How? Because the United States is the premiere naval force on the planet. To be sure, the United States adheres to UNCLOS's myriad provisions regarding navigational freedoms and maritime boundaries. The United States also leads the world in curbing excessive claims made by other nations through its Freedom of Navigation Program.
It's simply unnecessary for the United States to ratify UNCLOS to protect its maritime rights.
But the proponents of UNCLOS ratification have a new buzzword—China! China! China! Apparently, U.S. ratification of UNCLOS is essential to deter Chinese aggression in the South China Sea. That assertion is fact-free.

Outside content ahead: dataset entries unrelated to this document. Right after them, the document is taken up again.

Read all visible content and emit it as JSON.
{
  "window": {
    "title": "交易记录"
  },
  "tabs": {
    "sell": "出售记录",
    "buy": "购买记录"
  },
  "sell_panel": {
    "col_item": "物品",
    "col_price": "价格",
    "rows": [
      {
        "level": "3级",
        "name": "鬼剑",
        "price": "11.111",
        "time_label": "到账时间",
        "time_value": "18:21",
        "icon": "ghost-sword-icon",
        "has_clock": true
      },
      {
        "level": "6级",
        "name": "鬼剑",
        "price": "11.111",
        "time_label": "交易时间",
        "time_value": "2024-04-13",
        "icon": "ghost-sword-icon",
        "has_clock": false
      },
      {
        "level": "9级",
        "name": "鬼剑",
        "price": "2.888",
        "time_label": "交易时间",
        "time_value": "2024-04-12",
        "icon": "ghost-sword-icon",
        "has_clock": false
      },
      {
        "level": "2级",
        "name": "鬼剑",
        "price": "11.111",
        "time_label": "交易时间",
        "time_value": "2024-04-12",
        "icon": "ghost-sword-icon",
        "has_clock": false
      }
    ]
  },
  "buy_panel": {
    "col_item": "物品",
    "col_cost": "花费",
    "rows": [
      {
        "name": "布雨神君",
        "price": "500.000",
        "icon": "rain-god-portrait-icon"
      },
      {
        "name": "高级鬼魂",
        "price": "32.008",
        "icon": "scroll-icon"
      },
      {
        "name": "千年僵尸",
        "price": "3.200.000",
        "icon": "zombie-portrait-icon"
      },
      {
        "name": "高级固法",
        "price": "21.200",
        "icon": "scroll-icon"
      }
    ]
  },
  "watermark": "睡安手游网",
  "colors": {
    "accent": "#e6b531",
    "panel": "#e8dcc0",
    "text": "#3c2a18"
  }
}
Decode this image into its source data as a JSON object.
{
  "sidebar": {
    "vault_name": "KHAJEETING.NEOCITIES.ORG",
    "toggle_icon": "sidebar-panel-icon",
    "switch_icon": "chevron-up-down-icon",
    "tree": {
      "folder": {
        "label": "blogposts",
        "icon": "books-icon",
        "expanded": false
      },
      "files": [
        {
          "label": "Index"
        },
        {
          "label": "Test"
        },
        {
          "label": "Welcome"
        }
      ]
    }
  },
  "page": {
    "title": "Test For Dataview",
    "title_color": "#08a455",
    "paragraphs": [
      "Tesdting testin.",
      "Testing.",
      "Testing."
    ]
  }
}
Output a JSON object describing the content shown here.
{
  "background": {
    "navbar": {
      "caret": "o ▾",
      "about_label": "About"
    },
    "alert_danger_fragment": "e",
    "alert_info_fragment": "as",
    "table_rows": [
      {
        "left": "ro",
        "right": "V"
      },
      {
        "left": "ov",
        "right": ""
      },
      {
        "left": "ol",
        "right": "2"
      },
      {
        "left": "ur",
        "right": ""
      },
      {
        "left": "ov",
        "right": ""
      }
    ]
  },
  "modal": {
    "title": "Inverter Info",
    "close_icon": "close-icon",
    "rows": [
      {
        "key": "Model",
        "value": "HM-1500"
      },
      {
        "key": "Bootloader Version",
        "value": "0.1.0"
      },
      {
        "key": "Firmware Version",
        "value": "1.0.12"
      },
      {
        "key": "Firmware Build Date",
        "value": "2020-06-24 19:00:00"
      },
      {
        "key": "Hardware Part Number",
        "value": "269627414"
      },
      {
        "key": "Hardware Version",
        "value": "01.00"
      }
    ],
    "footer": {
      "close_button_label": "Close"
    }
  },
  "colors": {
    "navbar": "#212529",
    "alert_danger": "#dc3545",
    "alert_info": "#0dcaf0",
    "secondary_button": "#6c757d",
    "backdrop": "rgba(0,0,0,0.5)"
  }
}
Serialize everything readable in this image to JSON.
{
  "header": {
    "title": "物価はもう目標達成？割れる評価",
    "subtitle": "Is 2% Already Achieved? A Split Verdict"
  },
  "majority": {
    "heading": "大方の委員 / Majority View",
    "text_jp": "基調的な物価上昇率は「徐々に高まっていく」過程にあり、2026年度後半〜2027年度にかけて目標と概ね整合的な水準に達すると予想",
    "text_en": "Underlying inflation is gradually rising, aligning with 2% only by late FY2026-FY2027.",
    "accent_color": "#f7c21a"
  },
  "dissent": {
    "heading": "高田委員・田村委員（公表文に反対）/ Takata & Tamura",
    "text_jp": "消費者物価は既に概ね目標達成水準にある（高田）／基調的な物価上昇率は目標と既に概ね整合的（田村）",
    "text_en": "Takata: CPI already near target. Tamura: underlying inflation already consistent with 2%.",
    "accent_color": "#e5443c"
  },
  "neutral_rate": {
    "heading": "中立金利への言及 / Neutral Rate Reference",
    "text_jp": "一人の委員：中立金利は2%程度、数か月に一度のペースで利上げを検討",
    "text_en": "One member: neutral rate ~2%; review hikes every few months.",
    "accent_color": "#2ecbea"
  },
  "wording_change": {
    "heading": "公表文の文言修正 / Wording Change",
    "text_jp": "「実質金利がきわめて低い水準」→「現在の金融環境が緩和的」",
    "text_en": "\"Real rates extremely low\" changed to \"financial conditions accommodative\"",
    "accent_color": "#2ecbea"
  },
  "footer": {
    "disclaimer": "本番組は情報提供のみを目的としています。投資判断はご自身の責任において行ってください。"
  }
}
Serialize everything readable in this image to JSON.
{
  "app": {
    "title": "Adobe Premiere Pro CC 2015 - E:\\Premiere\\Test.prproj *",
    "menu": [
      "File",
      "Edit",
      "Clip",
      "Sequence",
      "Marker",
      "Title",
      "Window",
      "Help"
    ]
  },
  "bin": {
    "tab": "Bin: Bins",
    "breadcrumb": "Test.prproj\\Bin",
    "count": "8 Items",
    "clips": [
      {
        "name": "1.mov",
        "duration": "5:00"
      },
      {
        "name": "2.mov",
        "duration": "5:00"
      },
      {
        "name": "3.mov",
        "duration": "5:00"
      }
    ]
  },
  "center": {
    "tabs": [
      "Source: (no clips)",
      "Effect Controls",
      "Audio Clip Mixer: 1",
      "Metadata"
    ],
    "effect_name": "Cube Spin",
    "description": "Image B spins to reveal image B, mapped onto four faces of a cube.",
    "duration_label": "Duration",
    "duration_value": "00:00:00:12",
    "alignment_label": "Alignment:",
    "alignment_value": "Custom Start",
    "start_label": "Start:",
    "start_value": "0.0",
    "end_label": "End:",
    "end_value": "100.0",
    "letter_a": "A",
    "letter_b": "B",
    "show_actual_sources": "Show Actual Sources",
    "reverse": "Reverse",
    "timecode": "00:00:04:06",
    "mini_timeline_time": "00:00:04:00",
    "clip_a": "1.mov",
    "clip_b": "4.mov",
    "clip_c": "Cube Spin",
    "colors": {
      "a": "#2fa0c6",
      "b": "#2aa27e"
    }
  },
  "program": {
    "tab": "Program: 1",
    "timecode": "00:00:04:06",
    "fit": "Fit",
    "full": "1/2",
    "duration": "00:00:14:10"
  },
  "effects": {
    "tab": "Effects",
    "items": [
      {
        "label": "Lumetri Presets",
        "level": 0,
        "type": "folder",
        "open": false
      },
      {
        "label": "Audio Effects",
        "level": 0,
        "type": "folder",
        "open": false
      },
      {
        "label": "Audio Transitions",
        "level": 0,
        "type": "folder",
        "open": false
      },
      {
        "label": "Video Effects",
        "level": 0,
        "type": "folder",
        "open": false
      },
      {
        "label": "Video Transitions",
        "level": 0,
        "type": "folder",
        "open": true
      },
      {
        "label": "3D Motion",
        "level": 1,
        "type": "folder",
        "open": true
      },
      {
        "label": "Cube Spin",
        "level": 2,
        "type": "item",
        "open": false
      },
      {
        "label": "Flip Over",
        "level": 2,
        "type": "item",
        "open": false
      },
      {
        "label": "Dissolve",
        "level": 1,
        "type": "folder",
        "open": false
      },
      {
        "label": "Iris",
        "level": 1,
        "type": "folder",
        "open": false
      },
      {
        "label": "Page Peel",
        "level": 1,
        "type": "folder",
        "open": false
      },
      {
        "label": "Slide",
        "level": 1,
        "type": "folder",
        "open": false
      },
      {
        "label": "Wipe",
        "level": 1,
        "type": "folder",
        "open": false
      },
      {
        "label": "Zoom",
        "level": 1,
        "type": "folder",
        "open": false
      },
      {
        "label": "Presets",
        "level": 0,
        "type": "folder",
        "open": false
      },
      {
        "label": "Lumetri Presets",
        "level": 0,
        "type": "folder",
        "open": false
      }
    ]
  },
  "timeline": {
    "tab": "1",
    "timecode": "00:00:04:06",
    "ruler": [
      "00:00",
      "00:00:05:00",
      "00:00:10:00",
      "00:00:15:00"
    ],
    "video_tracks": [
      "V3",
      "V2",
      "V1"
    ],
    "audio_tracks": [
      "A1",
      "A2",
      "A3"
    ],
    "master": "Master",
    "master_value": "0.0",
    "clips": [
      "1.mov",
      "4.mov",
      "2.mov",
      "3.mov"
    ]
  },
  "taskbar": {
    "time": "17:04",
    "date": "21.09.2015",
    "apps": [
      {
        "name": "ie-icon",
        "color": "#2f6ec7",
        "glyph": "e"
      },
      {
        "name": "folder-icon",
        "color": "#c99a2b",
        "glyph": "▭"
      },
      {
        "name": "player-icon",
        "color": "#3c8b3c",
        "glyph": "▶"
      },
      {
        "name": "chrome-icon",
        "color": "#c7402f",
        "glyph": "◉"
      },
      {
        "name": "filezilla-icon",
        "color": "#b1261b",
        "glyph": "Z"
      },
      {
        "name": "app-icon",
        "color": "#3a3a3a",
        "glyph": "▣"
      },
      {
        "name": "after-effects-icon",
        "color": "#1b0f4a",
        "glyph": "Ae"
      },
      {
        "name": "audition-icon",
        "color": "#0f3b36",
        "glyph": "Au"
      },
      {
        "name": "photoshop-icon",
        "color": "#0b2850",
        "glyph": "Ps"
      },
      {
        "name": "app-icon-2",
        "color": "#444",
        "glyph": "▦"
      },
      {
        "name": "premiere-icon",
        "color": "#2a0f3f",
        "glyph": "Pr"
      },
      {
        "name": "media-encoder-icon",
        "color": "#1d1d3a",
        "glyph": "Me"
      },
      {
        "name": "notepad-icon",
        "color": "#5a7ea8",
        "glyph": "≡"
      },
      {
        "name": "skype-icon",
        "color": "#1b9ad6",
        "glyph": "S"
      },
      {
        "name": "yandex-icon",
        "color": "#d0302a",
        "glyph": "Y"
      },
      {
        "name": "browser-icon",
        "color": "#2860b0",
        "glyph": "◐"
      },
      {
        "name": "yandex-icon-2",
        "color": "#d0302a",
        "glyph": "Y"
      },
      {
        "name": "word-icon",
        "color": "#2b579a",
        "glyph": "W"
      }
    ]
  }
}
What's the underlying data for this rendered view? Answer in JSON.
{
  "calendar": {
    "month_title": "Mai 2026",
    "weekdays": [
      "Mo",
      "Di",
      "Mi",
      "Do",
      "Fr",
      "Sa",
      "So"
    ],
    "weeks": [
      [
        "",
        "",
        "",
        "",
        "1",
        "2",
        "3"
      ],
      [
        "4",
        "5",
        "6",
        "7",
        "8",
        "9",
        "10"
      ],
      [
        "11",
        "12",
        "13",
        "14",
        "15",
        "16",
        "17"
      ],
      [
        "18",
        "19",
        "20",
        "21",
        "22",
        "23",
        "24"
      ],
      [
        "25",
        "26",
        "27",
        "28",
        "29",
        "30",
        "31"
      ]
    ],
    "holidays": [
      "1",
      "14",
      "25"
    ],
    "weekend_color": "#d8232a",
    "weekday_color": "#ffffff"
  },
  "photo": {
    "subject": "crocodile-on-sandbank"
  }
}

China—an UNCLOS member—has proven time and again that it has zero respect for the treaty. In 2016, Beijing famously lost a major UNCLOS arbitration case to the Philippines regarding China's chronic treaty violations in the South China Sea. Did China respect the arbitral tribunal's decision and reform its behavior? Of course not. Nor will it, regardless of U.S. ratification.
That's just not how treaties work. The United States and China are both members of the International Convention on the Elimination of Racial Discrimination, but that doesn't stop China from putting its ethnic minority Uyghur citizens into “political education centers.” Likewise, China will not suddenly respect maritime law if the United States ratifies UNCLOS.
Even if U.S. membership in UNCLOS could magically curb China's maritime transgressions, ratification comes with significant costs.
U.S. membership in UNCLOS would expose the nation to international lawsuits, including specious suits attempting to fleece the United States for its alleged contributions to global climate change. Environmental activists, law professors and even some nations have long explored suing the United States in an UNCLOS tribunal to advance the climate change agenda.
Also, joining UNCLOS would require the United States to pay royalties from oil and gas production on its “extended continental shelf” to an international body in Jamaica for redistribution to other countries. Ratification would amount to an open-ended commitment to forgo an incalculable amount of royalty revenue for no appreciable benefit.
No treaty known to man can guarantee America's rights and freedoms. UNCLOS is no exception.